On her return she sees the Son of Heaven, The Son of Heaven sits in the Splendid Hall. He gives out promotions in twelve ranks And prizes of a hundred thousand and more. The Khan asks her what she desires. "Mu-lan has no use for a minister's post. I wish to ride a swift mount To take me back to my home."

When Father and Mother hear Daughter is coming They go outside the wall to meet her, leaning on each other. When Elder Sister hears Younger Sister is coming She fixes her rouge, facing the door.

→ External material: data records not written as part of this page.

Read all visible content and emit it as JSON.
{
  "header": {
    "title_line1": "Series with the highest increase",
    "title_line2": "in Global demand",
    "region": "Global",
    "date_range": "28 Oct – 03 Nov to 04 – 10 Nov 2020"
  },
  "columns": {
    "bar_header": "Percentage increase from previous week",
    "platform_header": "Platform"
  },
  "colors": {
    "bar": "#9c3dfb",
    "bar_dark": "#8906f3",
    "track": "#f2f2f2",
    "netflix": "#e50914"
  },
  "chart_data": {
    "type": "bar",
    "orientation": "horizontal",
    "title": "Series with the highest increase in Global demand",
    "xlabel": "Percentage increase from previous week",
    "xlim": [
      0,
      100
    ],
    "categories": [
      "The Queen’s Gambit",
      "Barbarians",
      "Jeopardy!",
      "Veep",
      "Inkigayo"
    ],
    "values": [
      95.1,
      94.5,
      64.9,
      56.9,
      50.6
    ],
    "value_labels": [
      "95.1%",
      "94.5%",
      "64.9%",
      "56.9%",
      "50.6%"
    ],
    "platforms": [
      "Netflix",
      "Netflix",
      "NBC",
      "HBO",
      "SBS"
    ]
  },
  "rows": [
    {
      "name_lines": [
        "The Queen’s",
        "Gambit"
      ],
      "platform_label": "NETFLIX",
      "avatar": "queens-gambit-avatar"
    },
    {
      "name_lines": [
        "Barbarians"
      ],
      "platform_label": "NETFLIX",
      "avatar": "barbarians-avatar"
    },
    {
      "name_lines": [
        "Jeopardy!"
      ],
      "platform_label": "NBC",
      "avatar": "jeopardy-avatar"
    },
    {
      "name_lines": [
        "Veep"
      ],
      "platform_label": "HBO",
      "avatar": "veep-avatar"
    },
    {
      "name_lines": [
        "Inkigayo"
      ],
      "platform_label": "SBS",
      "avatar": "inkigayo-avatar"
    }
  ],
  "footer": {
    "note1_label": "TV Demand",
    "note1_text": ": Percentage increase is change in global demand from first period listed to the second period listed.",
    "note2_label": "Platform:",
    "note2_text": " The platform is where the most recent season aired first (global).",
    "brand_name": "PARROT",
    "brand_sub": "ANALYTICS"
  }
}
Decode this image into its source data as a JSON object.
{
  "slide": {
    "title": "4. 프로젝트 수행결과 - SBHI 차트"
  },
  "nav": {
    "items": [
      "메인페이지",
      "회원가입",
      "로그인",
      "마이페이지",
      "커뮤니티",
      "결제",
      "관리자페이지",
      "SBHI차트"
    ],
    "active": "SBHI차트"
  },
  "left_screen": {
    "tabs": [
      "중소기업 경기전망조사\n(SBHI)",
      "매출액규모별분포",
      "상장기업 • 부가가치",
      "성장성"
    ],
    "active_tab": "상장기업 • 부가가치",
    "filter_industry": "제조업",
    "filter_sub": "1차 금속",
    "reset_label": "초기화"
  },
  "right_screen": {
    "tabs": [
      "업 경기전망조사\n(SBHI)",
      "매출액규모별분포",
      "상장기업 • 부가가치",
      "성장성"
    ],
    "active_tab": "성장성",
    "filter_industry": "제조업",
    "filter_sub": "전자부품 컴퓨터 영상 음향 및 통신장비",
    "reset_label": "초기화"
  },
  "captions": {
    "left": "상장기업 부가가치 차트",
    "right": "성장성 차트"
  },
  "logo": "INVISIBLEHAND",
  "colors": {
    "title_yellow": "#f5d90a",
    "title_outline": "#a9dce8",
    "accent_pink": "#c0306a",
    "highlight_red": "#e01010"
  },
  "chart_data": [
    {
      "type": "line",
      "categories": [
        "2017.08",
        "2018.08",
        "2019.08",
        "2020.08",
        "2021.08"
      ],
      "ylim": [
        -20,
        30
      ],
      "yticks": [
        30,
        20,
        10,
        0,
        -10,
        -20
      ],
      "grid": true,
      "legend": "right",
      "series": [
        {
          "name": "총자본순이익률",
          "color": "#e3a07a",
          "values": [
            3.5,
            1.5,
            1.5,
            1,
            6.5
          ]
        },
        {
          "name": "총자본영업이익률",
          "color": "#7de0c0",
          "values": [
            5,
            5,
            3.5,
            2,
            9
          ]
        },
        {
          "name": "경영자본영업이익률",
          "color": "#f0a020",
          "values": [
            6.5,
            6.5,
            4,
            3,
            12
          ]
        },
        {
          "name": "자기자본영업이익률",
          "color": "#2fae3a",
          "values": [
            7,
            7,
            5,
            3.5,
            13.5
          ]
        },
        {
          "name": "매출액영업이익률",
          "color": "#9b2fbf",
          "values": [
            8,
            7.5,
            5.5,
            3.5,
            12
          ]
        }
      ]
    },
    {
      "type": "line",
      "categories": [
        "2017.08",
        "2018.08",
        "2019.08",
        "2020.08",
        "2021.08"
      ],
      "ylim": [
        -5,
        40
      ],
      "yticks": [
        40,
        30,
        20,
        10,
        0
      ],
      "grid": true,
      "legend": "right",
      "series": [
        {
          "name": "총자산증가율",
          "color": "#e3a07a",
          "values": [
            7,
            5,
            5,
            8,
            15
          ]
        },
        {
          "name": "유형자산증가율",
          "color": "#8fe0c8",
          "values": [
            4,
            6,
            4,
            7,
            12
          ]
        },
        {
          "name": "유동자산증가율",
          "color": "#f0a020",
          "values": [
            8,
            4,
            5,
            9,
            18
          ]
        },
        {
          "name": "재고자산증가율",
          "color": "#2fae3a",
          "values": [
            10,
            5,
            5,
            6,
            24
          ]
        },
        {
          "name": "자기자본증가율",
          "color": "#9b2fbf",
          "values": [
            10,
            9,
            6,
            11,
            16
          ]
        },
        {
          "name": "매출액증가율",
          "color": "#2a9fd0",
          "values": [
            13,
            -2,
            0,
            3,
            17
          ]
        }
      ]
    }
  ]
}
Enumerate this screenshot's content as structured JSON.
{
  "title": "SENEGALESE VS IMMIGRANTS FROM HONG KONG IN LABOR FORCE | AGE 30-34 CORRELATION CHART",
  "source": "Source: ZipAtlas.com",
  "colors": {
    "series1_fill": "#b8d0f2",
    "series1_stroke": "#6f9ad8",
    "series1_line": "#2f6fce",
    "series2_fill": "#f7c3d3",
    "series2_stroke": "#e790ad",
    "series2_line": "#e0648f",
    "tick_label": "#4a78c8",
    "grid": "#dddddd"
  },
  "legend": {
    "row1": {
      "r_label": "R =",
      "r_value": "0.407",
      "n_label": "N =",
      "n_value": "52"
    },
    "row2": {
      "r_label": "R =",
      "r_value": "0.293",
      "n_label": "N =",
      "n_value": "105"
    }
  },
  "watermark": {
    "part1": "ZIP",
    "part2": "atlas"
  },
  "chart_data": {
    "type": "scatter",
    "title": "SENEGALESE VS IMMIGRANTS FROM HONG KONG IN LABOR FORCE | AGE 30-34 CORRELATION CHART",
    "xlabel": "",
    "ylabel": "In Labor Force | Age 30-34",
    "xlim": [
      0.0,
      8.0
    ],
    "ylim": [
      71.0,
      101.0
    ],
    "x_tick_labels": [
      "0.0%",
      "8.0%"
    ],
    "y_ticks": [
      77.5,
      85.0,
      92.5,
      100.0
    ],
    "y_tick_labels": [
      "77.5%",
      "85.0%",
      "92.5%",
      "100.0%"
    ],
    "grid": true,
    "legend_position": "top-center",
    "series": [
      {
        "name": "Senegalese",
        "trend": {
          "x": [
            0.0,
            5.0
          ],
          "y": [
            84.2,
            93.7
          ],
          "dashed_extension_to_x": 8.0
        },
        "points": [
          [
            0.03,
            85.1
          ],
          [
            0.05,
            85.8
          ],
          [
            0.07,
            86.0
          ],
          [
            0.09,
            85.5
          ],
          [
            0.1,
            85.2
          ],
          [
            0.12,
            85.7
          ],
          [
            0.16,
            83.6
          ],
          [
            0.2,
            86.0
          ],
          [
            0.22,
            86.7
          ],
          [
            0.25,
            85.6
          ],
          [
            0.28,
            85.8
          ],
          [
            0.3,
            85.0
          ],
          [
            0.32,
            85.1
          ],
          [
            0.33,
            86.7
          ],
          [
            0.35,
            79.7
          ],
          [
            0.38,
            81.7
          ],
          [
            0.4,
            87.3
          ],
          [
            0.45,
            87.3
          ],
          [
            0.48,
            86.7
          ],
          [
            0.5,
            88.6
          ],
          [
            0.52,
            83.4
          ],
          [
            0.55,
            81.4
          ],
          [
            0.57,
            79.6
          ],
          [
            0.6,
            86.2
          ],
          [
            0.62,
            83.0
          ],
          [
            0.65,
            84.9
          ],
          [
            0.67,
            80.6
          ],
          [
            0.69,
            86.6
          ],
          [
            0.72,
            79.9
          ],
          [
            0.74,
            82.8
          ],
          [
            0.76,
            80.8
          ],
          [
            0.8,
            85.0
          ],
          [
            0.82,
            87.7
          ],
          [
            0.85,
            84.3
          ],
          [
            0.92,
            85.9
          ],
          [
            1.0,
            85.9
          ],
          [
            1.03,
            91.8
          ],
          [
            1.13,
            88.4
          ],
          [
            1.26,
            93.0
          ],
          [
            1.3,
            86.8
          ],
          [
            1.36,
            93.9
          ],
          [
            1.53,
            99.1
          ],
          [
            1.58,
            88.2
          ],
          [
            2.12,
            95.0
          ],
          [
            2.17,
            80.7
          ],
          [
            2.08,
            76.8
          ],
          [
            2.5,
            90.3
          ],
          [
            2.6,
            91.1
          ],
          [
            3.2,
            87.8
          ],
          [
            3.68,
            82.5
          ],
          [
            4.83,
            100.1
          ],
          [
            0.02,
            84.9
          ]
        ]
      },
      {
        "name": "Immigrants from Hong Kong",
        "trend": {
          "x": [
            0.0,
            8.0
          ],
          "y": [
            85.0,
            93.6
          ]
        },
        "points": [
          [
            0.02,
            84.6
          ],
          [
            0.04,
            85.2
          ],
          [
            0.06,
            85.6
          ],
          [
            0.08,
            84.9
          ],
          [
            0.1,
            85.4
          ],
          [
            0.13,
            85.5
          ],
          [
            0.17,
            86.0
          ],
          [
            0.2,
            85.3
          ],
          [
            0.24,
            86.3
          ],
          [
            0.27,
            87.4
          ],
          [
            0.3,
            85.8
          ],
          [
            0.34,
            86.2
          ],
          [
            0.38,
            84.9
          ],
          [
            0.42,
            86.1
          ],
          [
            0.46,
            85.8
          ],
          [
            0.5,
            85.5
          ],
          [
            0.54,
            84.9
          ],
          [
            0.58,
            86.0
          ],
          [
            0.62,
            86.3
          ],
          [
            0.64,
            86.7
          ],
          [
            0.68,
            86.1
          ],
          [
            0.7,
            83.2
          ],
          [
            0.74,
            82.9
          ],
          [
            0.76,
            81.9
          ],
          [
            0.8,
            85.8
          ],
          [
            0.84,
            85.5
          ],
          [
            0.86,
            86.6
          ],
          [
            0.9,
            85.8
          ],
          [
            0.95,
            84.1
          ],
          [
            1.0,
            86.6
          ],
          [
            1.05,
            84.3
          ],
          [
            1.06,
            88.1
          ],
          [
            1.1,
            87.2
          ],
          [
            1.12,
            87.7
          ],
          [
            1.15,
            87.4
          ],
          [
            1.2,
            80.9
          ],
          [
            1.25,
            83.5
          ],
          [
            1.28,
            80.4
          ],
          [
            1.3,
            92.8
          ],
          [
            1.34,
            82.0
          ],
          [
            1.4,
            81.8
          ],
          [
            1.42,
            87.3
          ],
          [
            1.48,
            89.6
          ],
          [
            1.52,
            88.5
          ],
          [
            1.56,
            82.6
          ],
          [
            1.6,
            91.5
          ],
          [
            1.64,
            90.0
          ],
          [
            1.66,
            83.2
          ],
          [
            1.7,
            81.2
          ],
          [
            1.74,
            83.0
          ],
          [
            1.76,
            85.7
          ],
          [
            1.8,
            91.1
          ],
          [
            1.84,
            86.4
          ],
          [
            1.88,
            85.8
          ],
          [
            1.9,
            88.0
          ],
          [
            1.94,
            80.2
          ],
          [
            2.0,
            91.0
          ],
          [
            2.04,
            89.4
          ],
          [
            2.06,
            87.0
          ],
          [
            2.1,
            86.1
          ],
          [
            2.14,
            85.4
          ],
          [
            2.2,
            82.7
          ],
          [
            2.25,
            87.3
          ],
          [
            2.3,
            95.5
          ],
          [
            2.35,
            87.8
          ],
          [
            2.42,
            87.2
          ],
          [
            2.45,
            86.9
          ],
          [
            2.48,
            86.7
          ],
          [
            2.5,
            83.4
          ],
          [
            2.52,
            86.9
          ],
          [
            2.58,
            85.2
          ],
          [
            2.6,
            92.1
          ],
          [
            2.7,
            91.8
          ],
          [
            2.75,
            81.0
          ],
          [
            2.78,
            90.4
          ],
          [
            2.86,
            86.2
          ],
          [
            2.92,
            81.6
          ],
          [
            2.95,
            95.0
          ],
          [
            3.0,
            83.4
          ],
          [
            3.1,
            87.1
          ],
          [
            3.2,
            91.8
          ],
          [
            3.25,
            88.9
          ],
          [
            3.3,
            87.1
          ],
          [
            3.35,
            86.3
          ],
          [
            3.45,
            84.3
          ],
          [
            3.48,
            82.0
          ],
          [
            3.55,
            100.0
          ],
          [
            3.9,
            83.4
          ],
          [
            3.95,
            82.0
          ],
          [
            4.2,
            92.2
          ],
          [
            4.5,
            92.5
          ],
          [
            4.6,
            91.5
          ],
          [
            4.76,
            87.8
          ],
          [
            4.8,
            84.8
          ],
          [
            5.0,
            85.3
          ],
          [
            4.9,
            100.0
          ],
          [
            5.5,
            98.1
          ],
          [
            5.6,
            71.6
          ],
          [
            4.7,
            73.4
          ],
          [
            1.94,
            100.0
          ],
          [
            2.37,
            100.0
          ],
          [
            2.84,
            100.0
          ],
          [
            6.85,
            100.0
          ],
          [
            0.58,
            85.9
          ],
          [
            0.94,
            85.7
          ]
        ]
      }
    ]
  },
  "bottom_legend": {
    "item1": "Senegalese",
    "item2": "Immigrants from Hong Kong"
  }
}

When Little Brother hears Elder Sister is coming He whets the knife, quick quick, for pig and sheep. "I open the door to my east chamber, I sit on my couch in the west room, I take off my wartime gown And put on my old-time clothes." Facing the window she fixes her cloudlike hair, Hanging up a mirror she dabs on yellow flower powder She goes out the door and sees her comrades. Her comrades are all amazed and perplexed. Traveling together for twelve years They didn't know Mu-lan was a girl. "The he-hare's feet go hop and skip, The she-hare's eyes are muddled and fuddled. Two hares running side by side close to the ground, How can they tell if I am he or she?" From:The Flowering Plum and the Palace Lady: Interpretations of Chinese Poetry By Han H. Frankel, Yale University Press, 1976.